LAST UPDATE: 11:16
The Supreme Court of Turkey has passed the baton to Turkish President Recep Tayyip Erdogan regarding the decision to convert Hagia Sophia into a mosque.
Turkish judges ruled that Kemal Ataturk’s 1934 decree on the status of Hagia Sophia as a museum was and is legal, but noted that the current Turkish head of state had the right to decide whether to change it or not.
During the proceedings, it is recalled that the Association for the Support of Ancient Monuments and the Environment filed a petition to examine whether Kemal Ataturk’s signature on the 1934 decree was authentic or false.
The Supreme Court ruled that it was a legitimate decision to protect the museum status of Hagia Sophia, but noted that a presidential decree was enough to change it.
The pro-government press points out, however, that in the event of a positive proposal, it is assumed that the first prayer will be held on July 15, the fourth anniversary of the failed coup attempt, which may affect the time the final decision will be adopted.

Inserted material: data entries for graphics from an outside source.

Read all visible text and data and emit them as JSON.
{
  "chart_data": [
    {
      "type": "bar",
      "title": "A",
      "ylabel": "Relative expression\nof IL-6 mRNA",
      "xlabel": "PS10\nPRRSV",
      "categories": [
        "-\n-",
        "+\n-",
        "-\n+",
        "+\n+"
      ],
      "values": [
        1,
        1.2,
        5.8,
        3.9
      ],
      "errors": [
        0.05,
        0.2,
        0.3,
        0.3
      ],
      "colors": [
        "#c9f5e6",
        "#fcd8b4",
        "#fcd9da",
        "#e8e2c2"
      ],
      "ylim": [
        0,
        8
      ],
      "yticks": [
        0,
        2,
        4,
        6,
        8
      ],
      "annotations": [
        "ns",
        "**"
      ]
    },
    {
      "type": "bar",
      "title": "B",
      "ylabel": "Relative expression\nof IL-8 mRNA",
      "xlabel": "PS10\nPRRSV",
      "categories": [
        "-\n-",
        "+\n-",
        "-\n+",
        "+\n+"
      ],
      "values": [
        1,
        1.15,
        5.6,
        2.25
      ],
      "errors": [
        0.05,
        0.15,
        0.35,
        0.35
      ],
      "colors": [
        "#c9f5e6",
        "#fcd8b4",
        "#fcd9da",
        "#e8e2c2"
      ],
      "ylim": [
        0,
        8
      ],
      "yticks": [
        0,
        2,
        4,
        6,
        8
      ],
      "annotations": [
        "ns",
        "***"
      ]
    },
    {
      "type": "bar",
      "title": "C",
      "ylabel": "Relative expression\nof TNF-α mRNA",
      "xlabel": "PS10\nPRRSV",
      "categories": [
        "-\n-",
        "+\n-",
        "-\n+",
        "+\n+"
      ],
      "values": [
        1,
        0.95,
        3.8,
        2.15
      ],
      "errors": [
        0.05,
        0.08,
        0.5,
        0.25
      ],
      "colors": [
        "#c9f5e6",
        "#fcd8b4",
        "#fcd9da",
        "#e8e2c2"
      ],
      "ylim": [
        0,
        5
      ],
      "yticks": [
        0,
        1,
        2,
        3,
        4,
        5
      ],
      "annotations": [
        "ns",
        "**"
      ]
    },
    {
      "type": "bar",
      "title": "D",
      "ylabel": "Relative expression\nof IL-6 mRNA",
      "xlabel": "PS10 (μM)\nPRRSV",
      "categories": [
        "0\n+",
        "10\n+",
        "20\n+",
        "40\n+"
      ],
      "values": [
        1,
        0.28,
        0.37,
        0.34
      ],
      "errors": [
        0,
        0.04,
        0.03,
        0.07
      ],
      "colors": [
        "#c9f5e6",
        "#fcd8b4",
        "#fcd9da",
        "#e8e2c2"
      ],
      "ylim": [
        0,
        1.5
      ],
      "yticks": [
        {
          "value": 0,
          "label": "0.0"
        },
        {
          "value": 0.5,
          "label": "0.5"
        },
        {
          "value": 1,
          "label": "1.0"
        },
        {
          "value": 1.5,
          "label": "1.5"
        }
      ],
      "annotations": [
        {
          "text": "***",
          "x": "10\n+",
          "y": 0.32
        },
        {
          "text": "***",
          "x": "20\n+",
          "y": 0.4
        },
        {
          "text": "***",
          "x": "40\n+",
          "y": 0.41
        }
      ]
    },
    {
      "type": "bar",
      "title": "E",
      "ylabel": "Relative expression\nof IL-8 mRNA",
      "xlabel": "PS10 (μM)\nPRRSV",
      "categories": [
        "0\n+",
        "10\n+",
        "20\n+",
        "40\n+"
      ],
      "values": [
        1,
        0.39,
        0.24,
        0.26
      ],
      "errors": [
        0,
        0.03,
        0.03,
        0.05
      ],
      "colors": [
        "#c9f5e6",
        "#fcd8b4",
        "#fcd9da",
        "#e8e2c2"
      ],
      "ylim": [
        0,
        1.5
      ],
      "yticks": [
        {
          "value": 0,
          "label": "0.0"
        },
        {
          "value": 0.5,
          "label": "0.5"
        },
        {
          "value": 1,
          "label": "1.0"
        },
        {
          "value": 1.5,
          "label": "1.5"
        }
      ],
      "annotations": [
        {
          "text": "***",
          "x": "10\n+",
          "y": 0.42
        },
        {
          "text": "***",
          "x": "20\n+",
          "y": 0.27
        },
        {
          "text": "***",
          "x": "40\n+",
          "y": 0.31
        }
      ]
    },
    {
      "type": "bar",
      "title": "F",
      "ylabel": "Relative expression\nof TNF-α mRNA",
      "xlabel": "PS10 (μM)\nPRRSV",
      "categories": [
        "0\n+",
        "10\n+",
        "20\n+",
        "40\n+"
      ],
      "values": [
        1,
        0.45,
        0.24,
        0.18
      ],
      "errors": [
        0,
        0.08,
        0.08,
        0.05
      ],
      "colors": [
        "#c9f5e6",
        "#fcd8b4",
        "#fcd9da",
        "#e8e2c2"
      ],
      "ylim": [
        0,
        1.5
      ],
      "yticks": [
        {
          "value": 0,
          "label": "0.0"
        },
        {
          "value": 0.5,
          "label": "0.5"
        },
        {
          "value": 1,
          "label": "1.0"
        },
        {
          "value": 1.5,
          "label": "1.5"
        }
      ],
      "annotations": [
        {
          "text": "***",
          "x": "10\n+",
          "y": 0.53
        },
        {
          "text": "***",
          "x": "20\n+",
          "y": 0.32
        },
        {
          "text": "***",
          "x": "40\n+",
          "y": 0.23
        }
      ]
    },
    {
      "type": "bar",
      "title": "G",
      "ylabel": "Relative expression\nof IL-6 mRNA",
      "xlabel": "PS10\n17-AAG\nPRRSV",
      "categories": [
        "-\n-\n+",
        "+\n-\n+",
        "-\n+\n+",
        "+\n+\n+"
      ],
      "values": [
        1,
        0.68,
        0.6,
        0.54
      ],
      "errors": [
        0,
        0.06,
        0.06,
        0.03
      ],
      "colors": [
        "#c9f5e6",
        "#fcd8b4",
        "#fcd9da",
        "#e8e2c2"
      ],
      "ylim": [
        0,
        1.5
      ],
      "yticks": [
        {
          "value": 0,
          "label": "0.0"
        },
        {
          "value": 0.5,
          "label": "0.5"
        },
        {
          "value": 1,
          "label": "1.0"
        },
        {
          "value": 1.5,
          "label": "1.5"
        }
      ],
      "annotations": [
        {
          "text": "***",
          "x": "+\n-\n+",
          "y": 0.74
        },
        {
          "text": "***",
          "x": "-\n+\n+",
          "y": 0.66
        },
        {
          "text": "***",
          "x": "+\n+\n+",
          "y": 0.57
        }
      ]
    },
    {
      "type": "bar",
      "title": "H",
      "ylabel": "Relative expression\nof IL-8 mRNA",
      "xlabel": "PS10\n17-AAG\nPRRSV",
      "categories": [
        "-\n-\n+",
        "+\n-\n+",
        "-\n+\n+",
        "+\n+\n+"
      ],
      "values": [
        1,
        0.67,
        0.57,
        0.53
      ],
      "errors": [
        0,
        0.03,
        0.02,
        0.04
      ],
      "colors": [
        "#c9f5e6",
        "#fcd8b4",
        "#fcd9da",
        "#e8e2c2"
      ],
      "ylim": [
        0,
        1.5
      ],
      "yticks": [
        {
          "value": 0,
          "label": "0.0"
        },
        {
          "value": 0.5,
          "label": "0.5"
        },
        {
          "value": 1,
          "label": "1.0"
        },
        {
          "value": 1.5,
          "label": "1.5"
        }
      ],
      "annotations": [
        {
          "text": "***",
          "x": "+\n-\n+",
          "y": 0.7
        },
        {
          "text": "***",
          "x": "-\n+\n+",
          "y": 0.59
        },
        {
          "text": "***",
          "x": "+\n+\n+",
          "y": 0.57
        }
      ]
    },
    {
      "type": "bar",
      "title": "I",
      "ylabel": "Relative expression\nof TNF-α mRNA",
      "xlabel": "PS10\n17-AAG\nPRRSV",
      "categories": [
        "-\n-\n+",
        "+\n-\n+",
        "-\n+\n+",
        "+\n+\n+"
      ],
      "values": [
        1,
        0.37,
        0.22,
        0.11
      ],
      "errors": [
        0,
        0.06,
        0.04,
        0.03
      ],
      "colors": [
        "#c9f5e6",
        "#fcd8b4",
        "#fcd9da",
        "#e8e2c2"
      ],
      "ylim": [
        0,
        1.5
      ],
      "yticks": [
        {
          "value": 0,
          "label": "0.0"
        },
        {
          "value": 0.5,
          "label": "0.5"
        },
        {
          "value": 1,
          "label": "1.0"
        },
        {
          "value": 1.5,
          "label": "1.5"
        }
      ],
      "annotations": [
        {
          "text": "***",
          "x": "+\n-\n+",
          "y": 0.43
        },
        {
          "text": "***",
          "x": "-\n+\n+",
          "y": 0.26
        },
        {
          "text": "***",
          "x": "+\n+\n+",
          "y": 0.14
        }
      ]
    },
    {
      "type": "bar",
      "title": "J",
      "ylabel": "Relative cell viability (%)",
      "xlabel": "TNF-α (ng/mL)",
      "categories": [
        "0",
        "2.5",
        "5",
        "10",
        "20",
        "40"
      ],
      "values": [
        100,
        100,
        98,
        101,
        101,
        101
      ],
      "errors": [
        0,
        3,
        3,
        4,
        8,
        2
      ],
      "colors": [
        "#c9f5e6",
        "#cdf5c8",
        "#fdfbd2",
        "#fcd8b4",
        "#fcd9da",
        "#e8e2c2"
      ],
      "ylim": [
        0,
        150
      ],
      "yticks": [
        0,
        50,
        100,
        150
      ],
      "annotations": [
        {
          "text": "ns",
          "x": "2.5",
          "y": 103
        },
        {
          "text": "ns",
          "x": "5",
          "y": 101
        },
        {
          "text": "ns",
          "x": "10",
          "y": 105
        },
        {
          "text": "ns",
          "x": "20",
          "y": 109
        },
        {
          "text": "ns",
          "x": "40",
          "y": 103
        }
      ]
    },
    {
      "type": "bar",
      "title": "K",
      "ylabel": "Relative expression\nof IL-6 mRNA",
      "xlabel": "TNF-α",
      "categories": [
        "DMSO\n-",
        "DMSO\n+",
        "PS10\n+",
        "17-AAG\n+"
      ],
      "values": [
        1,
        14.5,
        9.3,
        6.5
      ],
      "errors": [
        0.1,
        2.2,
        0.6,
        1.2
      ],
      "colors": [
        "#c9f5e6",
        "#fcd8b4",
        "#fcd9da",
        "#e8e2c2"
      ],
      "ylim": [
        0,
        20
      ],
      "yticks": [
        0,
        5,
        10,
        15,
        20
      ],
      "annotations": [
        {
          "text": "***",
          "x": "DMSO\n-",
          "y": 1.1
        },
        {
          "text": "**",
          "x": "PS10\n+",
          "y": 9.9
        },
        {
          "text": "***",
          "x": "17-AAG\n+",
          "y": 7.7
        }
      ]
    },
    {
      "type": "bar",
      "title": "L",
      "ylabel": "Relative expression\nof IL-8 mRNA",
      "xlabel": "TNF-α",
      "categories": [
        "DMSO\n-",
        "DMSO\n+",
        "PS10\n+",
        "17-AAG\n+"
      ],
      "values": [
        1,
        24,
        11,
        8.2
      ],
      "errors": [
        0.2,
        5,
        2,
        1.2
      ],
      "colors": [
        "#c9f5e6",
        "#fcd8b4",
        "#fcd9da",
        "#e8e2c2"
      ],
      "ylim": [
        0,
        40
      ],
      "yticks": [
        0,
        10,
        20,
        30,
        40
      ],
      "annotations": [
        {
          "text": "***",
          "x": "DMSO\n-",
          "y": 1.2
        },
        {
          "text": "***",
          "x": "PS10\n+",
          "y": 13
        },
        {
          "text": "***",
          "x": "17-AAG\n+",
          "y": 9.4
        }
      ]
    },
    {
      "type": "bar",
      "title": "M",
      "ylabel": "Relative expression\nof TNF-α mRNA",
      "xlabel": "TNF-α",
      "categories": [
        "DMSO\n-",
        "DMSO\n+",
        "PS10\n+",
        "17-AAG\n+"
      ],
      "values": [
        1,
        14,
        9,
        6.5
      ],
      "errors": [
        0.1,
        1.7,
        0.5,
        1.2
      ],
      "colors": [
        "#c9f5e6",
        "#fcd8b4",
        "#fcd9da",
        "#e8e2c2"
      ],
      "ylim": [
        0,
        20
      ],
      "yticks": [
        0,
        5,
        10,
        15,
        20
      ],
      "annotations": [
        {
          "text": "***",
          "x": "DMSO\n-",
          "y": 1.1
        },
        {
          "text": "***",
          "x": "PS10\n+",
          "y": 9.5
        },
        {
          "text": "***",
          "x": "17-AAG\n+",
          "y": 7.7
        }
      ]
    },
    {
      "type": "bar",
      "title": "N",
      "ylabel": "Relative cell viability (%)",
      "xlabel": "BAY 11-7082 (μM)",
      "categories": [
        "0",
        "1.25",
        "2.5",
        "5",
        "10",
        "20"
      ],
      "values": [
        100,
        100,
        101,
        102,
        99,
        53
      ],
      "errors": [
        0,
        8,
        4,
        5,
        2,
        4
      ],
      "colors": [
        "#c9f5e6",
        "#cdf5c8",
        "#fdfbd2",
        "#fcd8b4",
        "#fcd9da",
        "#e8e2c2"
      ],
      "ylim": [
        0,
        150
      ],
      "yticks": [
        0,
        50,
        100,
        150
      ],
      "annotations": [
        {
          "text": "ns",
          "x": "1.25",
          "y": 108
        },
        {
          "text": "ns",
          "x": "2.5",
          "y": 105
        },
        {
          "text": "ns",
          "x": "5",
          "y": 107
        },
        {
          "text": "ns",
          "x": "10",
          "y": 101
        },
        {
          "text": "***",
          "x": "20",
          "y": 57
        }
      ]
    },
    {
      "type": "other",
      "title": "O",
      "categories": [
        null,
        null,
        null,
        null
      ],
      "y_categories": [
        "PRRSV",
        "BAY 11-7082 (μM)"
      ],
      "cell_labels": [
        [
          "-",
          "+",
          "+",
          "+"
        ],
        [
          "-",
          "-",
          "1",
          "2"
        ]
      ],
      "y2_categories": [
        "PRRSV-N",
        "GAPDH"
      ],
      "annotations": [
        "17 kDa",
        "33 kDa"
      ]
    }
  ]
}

The United States has stepped up pressure on the Turkish side, as evidenced by yesterday’s intervention by US Secretary of State Mike Pompeo.
The head of US diplomacy called on the Turkish government to maintain the current status of the monument, following similar statements made by the State Department in recent days.
However, Ankara expressed its astonishment at the US Secretary of State’s statement, and responded that Hagia Sophia was the property of Turkey like all cultural assets in the country, and that it was an internal affair within Ankara’s sovereign rights.
It is recalled that among those who have taken a stand on the issue in recent days has been Ecumenical Patriarch Bartholomew who stressed that such a decision “will turn millions of Christians around the world against Islam.”